The final Risk Management and Financial Assurance for OCS Lease and Grant Obligations rule amendments address these concerns and reduce financial risks associated with OCS development by substantially increasing the level of financial assurances that operators must provide in advance.

“The American taxpayer should not be held responsible when oil and gas companies are unable to clean up after their own operations. The Interior Department is committed to ensuring that the federal oil and gas leasing program is implemented fairly, with accountability and transparency,” said Secretary Deb Haaland. “This final rule updates, simplifies and strengthens outdated requirements to ensure that taxpayers are protected and current operators are held responsible for their end-of-lease cleanup obligations on the Outer Continental Shelf.”

“For far too long, the federal government has failed to follow through on measures to ensure accountability for oil and gas companies operating offshore,” said Principal Deputy Assistant Secretary for Land and Minerals Management, Dr Steve Feldgus. “Coupled with our recent announcement from the Bureau of Land Management, the Department is ensuring that we have a modern oil and gas leasing programme that protects taxpayers’ interests.”

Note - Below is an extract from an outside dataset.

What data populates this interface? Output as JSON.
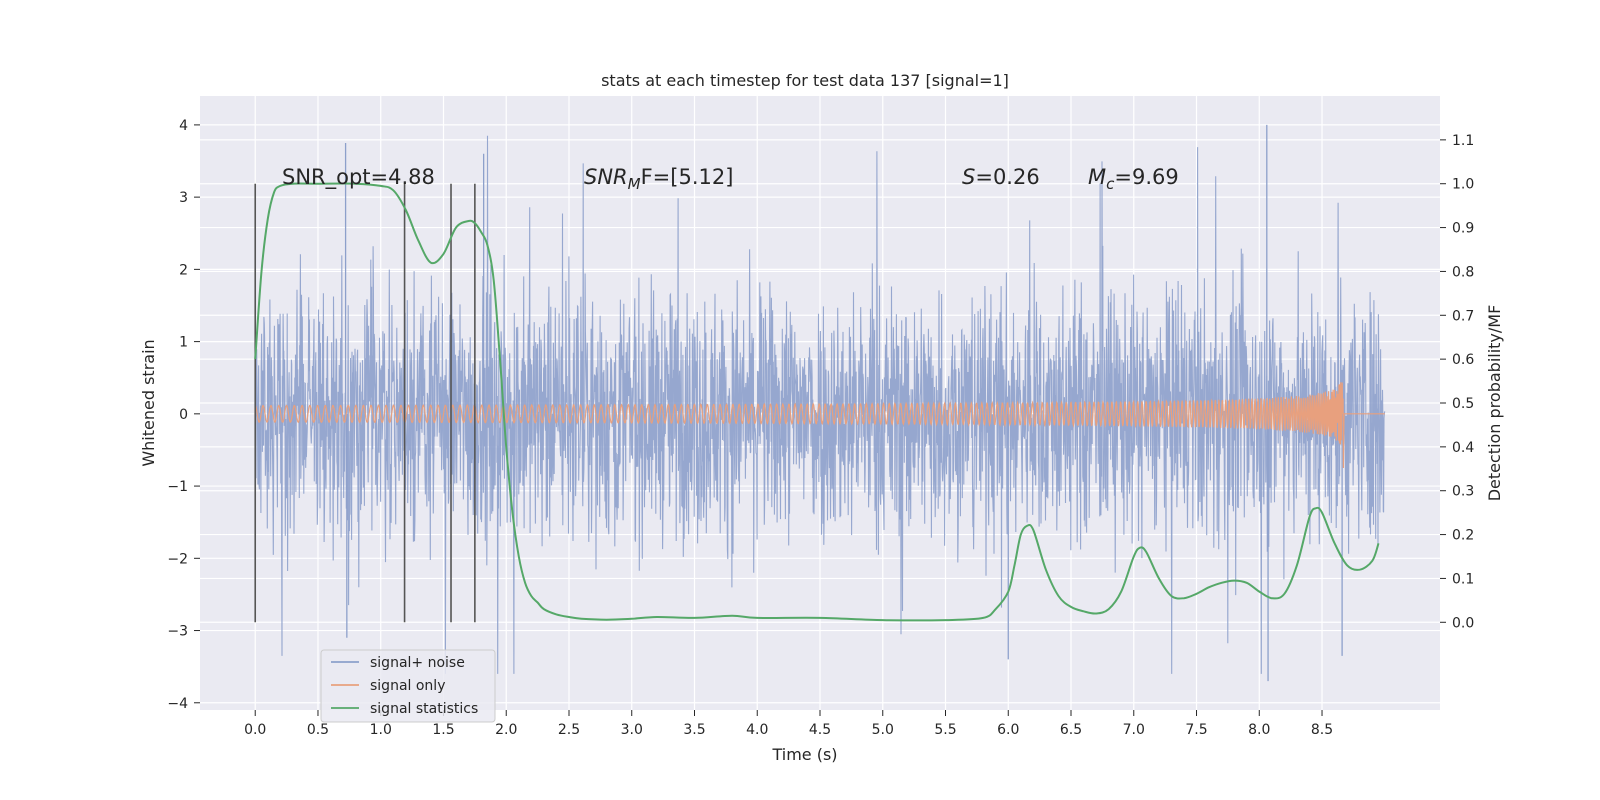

“The offshore oil and gas industry has evolved significantly over the last 20 years, and our financial assurance regulations need to keep pace,” said BOEM Director Elizabeth Klein. “Today’s action addresses the outdated and insufficient approach to supplemental bonding that does not always accurately capture the risks that industry may pose for the American taxpayer – like financial health of a company or the value of the assets that the lessee holds.”

Financial health and reserve value

According to the new rules, BOEM will use a credit rating from a Nationally Recognised Statistical Rating Organisation or a proxy credit rating equivalent to access a company's financial strength. The bureau will also consider the current value of the remaining proved oil and gas reserves on the lease compared to the estimated cost of meeting decommissioning obligations. If the lease has significant reserves still available, then in the event of a bankruptcy, the lease will likely be acquired by another operator who will assume the plugging and abandonment liabilities.
Companies without an investment-grade credit rating or sufficient proved reserves will need to provide supplemental financial assurance to comply with the new rule.

BOEM believes that the industry will be required to provide US$6.9bn in new financial assurances to protect American taxpayers from assuming industry decommissioning costs. To provide industry with flexibility to meet the new financial assurance requirements, the bureau will allow current lessees and grant holders to request phased-in payments in a span of three years to meet the new supplemental financial assurance demands.